App behaves unexpectedly after a dependency change (cache issues)
Symptom: After running npm install or changing a dependency, the app exhibits stale behaviour — showing old screens, crashing on import, or failing to resolve a module — even though the source code looks correct.Solution:
1
Reset the Metro cache
npm run dev -- --reset-cache
Leave Metro running.
2
Clean and rebuild the Android app
In a second terminal:
npm run android:clean
Running both steps together ensures neither the JavaScript bundle cache nor the native build artefacts contain stale data.

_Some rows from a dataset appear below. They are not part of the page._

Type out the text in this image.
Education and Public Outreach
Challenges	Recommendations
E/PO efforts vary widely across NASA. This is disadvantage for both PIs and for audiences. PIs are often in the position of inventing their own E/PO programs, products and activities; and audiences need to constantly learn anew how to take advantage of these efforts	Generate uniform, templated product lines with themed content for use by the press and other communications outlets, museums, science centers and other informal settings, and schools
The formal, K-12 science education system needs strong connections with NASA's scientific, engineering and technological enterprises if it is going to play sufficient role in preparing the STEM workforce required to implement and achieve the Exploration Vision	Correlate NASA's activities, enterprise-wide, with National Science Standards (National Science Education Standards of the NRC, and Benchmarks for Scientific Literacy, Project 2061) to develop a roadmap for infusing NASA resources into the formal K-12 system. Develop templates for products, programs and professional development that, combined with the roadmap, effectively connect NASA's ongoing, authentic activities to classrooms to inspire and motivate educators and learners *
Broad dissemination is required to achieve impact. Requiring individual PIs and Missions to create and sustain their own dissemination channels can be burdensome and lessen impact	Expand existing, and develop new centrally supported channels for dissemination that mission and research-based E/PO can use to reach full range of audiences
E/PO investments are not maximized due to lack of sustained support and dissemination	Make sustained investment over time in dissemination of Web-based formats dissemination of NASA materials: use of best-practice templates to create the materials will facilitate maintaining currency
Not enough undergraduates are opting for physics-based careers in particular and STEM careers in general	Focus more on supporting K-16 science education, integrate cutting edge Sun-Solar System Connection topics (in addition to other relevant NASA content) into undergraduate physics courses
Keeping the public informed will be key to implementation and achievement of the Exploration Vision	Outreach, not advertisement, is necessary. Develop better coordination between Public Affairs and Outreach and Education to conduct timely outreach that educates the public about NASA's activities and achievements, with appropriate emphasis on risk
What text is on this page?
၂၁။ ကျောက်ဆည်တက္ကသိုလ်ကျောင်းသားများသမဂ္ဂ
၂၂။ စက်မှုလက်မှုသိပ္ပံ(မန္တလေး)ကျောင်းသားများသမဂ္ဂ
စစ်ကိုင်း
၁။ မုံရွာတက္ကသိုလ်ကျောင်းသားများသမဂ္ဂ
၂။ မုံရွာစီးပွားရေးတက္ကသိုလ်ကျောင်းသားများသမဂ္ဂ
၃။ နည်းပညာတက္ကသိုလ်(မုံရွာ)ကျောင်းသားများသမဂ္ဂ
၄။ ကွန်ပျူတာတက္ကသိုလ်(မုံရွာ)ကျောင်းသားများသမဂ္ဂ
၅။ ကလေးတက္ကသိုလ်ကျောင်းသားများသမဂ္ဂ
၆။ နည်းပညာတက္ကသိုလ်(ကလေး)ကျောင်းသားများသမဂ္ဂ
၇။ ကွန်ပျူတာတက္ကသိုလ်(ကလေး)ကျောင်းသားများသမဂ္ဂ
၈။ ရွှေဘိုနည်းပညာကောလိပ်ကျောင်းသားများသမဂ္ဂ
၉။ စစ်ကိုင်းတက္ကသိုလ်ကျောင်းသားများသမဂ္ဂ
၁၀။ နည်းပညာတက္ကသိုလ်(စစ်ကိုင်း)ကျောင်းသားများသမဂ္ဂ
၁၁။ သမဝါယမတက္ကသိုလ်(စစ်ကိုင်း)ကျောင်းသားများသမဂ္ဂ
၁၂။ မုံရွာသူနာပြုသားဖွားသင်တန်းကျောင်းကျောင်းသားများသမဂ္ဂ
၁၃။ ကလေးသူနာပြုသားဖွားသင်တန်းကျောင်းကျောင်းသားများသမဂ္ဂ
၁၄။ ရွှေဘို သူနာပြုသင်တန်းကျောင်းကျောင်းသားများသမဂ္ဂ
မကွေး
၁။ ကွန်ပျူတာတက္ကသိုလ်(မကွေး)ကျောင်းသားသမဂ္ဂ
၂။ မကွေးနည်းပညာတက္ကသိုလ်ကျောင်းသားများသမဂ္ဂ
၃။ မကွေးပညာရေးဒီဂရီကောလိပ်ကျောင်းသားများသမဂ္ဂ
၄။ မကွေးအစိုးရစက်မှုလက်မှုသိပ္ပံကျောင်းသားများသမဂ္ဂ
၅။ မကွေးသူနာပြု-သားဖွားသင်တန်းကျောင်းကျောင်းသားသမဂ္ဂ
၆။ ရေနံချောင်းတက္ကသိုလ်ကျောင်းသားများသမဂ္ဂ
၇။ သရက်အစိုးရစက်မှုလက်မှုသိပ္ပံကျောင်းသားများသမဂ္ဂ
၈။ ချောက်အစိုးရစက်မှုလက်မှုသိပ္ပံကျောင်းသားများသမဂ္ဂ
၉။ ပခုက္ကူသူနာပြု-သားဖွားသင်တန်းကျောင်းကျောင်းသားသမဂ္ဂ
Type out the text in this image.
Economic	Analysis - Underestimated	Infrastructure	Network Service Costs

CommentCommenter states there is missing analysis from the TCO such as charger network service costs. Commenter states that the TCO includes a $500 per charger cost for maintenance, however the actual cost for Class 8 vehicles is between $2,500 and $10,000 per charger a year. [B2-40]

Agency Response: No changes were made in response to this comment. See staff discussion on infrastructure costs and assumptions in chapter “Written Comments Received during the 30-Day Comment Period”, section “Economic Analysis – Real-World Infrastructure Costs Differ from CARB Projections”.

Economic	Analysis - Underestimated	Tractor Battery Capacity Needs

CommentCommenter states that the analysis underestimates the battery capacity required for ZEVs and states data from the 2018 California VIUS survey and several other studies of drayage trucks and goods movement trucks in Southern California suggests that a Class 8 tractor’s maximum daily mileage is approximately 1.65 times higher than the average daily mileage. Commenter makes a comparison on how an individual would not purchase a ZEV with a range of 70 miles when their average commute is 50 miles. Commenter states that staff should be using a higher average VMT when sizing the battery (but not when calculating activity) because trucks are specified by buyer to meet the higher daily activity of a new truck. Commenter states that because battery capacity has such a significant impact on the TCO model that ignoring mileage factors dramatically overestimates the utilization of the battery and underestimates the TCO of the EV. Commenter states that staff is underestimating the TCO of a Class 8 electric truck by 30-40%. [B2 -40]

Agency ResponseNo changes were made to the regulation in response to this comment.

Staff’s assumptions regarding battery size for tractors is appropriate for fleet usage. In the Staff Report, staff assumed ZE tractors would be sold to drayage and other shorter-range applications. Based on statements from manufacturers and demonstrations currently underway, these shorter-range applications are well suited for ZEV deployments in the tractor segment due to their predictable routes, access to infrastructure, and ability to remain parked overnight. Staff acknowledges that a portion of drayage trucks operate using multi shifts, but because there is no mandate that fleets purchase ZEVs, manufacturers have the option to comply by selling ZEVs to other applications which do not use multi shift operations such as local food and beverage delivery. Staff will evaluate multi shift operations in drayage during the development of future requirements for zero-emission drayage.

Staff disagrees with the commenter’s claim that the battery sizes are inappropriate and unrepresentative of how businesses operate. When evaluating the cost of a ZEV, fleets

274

TypeScript errors or unexpected lint failures
Symptom: Your editor shows TypeScript errors or Biome reports lint violations after pulling new code or refactoring.Solution:
1
Run Biome auto-fix
Most formatting and safe lint issues are fixed automatically:
npm run biome:run
2
Review remaining errors manually
Errors that Biome cannot auto-fix (e.g. type mismatches) are printed to the console. Fix them in your editor using the reported file paths and line numbers.
3
Confirm the TypeScript compiler is satisfied
npx tsc --noEmit
The Biome configuration in biome.json excludes android/, ios/, node_modules/, and vendor/, so you only see errors for your own source files.
Missing environment variables — network requests all fail
Symptom: All API calls fail silently, the Socket.IO connection never establishes, or you see errors referencing an empty URL. This happens when SERVER_ENDPOINT is not set.Solution:
1
Create a .env file in the project root
touch .env
2
Add the SERVER_ENDPOINT variable
SERVER_ENDPOINT=http://your-backend-host:port
Replace http://your-backend-host:port with your actual backend URL. When running on an Android emulator, 10.0.2.2 maps to your host machine’s localhost.
SERVER_ENDPOINT=http://10.0.2.2:3000
3
Restart Metro and rebuild
Environment variables are baked into the bundle at build time by react-native-dotenv. Metro must be restarted with a cache reset for the new value to take effect:
npm run android:fresh
Do not commit your .env file to version control. Add it to .gitignore to prevent accidentally leaking your backend endpoint.